Claude Opus 4.8 Cuts Coding Defects While Holding the Line on Price

AI Coding Improvements: Fourfold Reduction in Missed Defects

The headline upgrade in Claude Opus 4.8 is its stronger performance on code defect detection. Anthropic reports that the model is about four times less likely than Opus 4.7 to pass flawed code without comment, reducing a common failure mode where AI-generated code looks plausible but hides subtle bugs. According to Anthropic, "Opus 4.8 was nearly four times less likely than Claude Opus 4.7 to overlook flaws in code it generated." Benchmark results back this up: Opus 4.8 scores 69.2% on an agentic coding benchmark and 74.6% on Terminal Bench 2.1, both focused on real-world coding workflow tasks.
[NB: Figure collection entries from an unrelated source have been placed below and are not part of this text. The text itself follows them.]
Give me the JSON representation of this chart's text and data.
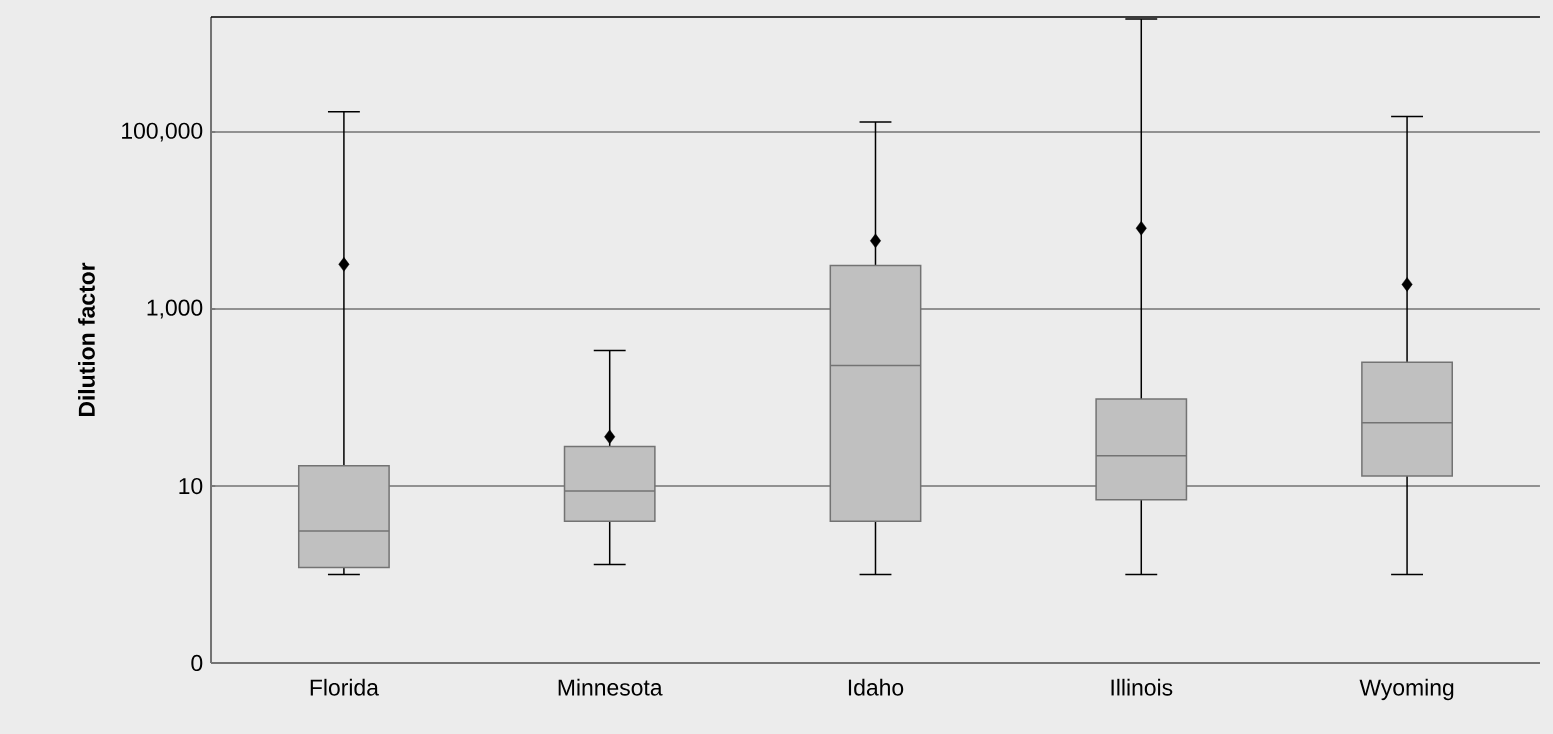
{
  "chart_data": {
    "type": "box",
    "ylabel": "Dilution factor",
    "categories": [
      "Florida",
      "Minnesota",
      "Idaho",
      "Illinois",
      "Wyoming"
    ],
    "boxes": [
      {
        "low": 1,
        "q1": 1.2,
        "median": 3.1,
        "q3": 17,
        "high": 170000,
        "mean": 3200
      },
      {
        "low": 1.3,
        "q1": 4,
        "median": 8.8,
        "q3": 28,
        "high": 340,
        "mean": 36
      },
      {
        "low": 1,
        "q1": 4,
        "median": 230,
        "q3": 3100,
        "high": 130000,
        "mean": 5900
      },
      {
        "low": 1,
        "q1": 7,
        "median": 22,
        "q3": 96,
        "high": 1900000,
        "mean": 8200
      },
      {
        "low": 1,
        "q1": 13,
        "median": 52,
        "q3": 250,
        "high": 150000,
        "mean": 1900
      }
    ],
    "color": "#c0c0c0",
    "log": "y",
    "ylim": [
      0.1,
      2000000
    ],
    "yticks": [
      {
        "value": 0.1,
        "label": "0"
      },
      {
        "value": 10,
        "label": "10"
      },
      {
        "value": 1000,
        "label": "1,000"
      },
      {
        "value": 100000,
        "label": "100,000"
      }
    ],
    "grid": "y",
    "marker": "diamond"
  }
}
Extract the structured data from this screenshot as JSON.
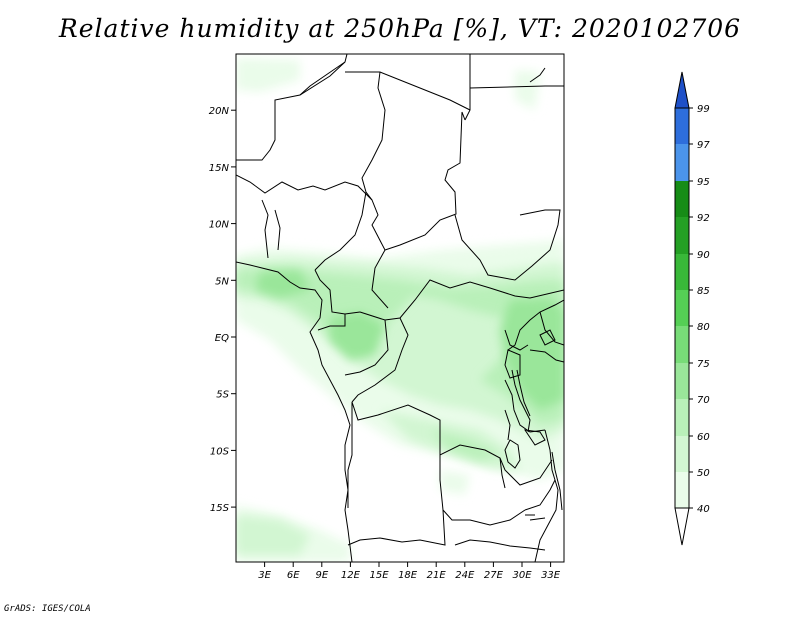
{
  "title": "Relative humidity at 250hPa [%], VT: 2020102706",
  "credit": "GrADS: IGES/COLA",
  "map": {
    "lat_labels": [
      "20N",
      "15N",
      "10N",
      "5N",
      "EQ",
      "5S",
      "10S",
      "15S"
    ],
    "lon_labels": [
      "3E",
      "6E",
      "9E",
      "12E",
      "15E",
      "18E",
      "21E",
      "24E",
      "27E",
      "30E",
      "33E"
    ],
    "lat_values": [
      20,
      15,
      10,
      5,
      0,
      -5,
      -10,
      -15
    ],
    "lon_values": [
      3,
      6,
      9,
      12,
      15,
      18,
      21,
      24,
      27,
      30,
      33
    ]
  },
  "colorbar": {
    "levels": [
      "99",
      "97",
      "95",
      "92",
      "90",
      "85",
      "80",
      "75",
      "70",
      "60",
      "50",
      "40"
    ],
    "colors": {
      "99-100": "#1e50c8",
      "97-99": "#2e6edc",
      "95-97": "#4b94eb",
      "92-95": "#168c16",
      "90-92": "#24a024",
      "85-90": "#39b839",
      "80-85": "#55cf55",
      "75-80": "#78dc78",
      "70-75": "#9ae69a",
      "60-70": "#b9f0b9",
      "50-60": "#d2f6d2",
      "40-50": "#eafcea"
    }
  }
}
Early testers like CursorBench also observed that Opus 4.8 needed fewer tool steps to reach comparable outcomes, indicating not only better correctness but also more efficient problem-solving for iterative development and refactoring.

Deeper AI Reasoning Capabilities and Long-Running Task Execution

Beyond coding, Claude Opus 4.8 strengthens general reasoning and autonomous task execution, areas that matter for analytics, research, and automation-heavy enterprises. Anthropic highlights improved performance on multi-discipline benchmarks such as Humanity’s Last Exam, where Opus 4.8 reaches 49.8% without tools and 57.9% with tools, as well as OS World Verified, where it records 83.4% in agentic computer use. B.AI notes that the model’s ability to carry out complex, long-duration tasks independently has been further enhanced, which supports automation development and deep reasoning scenarios like end-to-end codebase migrations or multi-step financial analysis. In knowledge work, Opus 4.8 reaches 1890 on GDPval-AA and 53.9% on Finance Agent v2, pointing to more reliable judgment in structured decision tasks. These changes make Opus 4.8 more suitable as a semi-autonomous collaborator rather than a short-answer assistant.

More Accurate Progress Feedback, Effort Control and Dynamic Workflows

A frequent weakness of AI agents is vague or overconfident status reporting. B.AI reports that Claude Opus 4.8 improves task progress feedback, making it more objective and accurate so teams can trust updates on long-running operations. Anthropic’s effort control system on claude.ai and Claude Work lets users tune how much computation the model spends: higher effort unlocks deeper reasoning, while lower effort favors speed and reduced token use. Opus 4.8 defaults to high effort but, on coding tasks, aims to stay within Opus 4.7–like token ranges while performing better. In Claude Code, Dynamic Workflows (in research preview) can plan work, spawn parallel sub-agents, verify outputs against an existing test suite, and report back in a single session. These workflows are designed for large codebases, including migrations involving hundreds of thousands of lines of code, and are available on Enterprise, Team, and Max plans.

Faster Performance, Safety Alignment and Stable Pricing

For enterprises watching both latency and cost, Claude Opus 4.8 pushes performance without changing headline pricing from Opus 4.7. Anthropic keeps the standard mode at USD 5 (approx. RM23) per million input tokens and USD 25 (approx. RM115) per million output tokens, while Opus 4.8 fast mode is priced at USD 10 (approx. RM46) per million input and USD 50 (approx. RM230) per million output, running at about 2.5x speed. Anthropic says fast mode is now three times cheaper than comparable earlier options. On the safety side, internal testing indicates substantially lower rates of harmful or misaligned behavior, with fewer cases of deception or uncritical agreement with misuse compared to Opus 4.7. Alignment performance is reported as comparable to Claude Mythos Preview, a higher-capability model limited to trusted partners under Project Glasswing, suggesting that Opus 4.8 combines stronger capabilities with tighter safeguards.